If we close that span and go back to the main page, we can then update the SELECT
query to include the purpose of the span:
Timestamp,ServiceName,StatusCode,round(Duration/1e6),SpanName,SpanAttributes['traceloop.association.properties.purpose']

This query demonstrates one of ClickStack's key strengths: the ability to slice and dice your observability data using familiar SQL syntax. Notice how we can extract nested attributes like traceloop.association.properties.purpose directly from the span data, making it easy to categorize and filter operations.
The results clearly show the two distinct purposes in our pipeline: llm_joke_generation
for the initial joke creation and enhanced_joke
for the improvement step. With this kind of structured querying, you can quickly identify patterns, measure performance across different operation types, or troubleshoot specific parts of your LangChain workflow.

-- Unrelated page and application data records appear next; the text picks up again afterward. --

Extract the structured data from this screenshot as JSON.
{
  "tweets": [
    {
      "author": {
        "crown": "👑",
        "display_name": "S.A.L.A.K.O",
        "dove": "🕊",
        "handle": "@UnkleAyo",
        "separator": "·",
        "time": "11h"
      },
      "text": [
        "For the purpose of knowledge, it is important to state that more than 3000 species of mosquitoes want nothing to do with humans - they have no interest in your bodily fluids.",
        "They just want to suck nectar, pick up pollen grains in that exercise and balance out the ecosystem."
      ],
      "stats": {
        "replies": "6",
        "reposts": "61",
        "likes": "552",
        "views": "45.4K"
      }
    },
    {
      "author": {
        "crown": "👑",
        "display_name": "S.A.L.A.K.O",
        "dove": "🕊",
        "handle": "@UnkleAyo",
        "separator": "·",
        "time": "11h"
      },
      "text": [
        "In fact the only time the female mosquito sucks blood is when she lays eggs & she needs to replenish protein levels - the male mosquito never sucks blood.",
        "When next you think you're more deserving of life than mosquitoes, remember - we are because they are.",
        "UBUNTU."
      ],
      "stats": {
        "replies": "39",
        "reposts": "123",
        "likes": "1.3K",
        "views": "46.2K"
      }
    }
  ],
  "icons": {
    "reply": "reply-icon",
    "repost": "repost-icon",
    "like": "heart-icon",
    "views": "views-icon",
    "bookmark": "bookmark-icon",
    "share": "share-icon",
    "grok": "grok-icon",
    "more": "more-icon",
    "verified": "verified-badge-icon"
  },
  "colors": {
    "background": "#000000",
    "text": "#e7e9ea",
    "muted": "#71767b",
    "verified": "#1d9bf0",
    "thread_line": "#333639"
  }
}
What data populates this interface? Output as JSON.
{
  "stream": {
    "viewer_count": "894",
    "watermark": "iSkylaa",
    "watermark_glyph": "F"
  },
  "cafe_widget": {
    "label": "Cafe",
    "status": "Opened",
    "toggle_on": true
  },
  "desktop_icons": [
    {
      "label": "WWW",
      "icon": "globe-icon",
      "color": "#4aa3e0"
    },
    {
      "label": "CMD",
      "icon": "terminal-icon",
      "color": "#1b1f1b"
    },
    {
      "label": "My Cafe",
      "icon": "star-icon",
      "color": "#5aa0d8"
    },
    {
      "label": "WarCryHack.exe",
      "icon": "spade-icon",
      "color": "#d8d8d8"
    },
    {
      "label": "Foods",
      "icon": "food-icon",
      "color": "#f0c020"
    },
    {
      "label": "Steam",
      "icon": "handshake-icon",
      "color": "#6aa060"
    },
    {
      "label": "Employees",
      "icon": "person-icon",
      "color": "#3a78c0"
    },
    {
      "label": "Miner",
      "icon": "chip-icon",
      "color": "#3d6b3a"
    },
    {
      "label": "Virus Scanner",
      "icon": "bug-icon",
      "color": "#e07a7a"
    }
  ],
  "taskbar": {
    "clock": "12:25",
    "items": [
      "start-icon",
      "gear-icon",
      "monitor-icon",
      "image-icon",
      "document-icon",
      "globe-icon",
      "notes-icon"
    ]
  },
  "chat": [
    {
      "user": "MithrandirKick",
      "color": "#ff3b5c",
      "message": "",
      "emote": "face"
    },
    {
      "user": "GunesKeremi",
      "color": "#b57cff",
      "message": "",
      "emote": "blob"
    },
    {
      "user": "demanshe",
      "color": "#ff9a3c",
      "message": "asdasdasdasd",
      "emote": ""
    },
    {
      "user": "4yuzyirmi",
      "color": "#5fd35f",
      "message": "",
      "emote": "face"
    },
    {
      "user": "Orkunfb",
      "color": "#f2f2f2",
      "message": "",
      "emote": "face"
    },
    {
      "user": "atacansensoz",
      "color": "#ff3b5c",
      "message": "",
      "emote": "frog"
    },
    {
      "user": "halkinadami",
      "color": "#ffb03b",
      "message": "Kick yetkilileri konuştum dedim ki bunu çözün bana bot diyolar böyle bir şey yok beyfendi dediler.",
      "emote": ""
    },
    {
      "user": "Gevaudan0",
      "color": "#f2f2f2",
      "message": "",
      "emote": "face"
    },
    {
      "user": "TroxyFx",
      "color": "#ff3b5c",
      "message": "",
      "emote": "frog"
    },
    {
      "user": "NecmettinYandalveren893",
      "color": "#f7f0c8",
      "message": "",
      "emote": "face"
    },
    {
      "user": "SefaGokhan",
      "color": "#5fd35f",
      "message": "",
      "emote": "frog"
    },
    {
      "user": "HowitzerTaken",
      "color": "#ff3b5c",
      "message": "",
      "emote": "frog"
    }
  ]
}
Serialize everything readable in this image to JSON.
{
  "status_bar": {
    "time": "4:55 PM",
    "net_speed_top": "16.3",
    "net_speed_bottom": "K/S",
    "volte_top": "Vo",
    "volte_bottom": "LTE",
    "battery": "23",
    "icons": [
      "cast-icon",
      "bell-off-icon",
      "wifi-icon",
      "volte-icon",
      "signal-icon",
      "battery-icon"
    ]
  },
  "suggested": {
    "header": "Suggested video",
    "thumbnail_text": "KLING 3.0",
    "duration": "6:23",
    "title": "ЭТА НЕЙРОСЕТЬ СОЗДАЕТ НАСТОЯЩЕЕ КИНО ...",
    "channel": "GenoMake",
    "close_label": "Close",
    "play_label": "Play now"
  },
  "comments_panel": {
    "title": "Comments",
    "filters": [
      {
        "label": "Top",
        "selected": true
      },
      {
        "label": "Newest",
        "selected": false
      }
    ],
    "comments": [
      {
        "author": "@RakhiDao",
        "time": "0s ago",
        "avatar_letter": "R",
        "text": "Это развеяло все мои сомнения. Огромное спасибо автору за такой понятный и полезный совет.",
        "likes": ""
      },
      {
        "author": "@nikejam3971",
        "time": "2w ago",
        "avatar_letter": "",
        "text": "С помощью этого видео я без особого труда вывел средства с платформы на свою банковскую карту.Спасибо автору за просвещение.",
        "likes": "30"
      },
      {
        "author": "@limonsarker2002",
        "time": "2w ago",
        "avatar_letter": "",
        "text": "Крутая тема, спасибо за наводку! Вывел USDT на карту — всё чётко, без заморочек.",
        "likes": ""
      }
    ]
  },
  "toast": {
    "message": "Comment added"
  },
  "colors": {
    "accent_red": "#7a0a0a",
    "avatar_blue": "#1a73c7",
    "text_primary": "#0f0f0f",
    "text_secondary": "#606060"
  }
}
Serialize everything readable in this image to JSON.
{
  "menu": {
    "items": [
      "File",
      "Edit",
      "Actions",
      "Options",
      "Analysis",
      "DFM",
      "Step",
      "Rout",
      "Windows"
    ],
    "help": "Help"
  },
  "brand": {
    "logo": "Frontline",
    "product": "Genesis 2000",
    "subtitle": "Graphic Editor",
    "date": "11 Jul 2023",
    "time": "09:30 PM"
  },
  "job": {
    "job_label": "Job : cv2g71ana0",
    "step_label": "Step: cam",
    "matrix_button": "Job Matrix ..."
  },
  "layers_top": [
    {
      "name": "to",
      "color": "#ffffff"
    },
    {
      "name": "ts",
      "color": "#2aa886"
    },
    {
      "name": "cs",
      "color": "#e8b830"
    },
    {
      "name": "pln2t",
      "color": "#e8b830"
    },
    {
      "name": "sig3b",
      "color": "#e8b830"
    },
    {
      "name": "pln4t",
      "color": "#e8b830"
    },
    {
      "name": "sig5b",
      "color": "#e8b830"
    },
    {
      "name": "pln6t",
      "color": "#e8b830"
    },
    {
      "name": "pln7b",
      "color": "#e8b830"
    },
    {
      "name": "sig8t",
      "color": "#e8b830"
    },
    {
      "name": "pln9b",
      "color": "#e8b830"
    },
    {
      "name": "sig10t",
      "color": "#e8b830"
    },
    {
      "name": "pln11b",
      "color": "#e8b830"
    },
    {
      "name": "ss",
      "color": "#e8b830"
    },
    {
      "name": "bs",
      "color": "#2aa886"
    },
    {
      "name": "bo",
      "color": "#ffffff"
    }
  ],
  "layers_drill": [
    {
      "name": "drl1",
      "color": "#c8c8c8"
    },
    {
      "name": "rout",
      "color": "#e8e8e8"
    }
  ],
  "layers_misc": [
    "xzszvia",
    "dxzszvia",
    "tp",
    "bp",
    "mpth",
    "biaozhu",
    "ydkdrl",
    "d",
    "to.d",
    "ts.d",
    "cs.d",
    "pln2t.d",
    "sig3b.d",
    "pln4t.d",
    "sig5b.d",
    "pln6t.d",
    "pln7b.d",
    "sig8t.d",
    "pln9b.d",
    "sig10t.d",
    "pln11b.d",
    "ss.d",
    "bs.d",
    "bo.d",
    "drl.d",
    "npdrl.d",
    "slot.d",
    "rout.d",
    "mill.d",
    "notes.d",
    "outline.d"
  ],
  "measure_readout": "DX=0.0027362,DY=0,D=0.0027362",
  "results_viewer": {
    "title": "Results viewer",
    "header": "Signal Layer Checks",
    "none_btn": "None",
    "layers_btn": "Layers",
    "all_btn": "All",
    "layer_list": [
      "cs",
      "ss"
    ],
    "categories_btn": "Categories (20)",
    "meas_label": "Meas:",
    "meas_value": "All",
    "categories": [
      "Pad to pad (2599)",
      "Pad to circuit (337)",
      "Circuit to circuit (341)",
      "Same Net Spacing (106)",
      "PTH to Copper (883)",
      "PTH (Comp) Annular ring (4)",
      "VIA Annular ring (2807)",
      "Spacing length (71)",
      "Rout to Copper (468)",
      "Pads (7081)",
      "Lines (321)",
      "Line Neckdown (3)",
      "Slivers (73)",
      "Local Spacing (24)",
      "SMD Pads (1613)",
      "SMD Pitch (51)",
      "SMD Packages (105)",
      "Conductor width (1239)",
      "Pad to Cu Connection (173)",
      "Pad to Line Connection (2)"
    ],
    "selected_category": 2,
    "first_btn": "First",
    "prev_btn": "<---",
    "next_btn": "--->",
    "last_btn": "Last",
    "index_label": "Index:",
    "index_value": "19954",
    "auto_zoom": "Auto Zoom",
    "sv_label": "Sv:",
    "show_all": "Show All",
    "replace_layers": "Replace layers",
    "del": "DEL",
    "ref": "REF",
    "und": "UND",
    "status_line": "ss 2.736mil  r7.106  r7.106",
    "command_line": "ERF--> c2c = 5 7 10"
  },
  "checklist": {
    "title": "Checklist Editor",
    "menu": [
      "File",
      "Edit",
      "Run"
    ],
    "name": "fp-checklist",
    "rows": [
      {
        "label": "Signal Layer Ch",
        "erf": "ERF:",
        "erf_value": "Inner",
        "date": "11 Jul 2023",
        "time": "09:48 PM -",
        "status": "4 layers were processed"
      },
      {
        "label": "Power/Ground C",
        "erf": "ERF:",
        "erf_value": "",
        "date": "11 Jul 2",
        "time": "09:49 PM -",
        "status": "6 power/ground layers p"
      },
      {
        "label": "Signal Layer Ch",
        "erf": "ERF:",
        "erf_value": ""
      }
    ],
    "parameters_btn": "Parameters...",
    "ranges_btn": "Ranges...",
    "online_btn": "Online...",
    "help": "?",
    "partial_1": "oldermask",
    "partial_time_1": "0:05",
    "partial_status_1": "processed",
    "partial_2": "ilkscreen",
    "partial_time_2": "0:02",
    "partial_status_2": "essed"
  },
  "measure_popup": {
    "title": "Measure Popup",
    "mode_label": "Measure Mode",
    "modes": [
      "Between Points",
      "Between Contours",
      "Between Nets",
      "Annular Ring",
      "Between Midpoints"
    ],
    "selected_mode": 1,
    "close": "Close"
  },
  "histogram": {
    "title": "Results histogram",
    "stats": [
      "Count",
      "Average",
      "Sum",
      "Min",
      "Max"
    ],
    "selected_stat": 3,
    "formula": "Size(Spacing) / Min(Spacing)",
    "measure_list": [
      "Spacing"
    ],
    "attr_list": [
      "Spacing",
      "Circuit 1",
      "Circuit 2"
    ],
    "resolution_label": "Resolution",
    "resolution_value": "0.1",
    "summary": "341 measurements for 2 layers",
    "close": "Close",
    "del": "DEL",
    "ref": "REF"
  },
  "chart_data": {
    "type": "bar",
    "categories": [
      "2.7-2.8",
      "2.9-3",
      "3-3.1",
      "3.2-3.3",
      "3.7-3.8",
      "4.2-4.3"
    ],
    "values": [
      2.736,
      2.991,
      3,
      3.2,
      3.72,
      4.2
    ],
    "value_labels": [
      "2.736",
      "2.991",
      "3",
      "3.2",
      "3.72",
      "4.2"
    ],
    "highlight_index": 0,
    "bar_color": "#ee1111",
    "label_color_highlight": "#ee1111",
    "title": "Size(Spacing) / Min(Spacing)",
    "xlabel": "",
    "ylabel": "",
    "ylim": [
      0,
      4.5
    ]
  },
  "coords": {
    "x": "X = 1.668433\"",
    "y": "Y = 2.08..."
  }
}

This SQL-based approach to trace analysis is particularly powerful for teams already familiar with database queries, allowing you to apply existing analytical skills to your observability data without learning new query languages or interfaces.
Conclusion #
With OpenLLMetry and ClickStack in place, you now have comprehensive visibility into your LangChain applications. You can see exactly how your prompts are performing, identify bottlenecks in your pipeline, and quickly diagnose issues when they arise.
The joke generation example we built here is just the beginning—these same tracing principles apply to any LangChain workflow, whether you're building RAG systems, multi-agent applications, or complex reasoning chains. As your AI applications grow in complexity, having this observability foundation will prove invaluable for maintaining performance and reliability.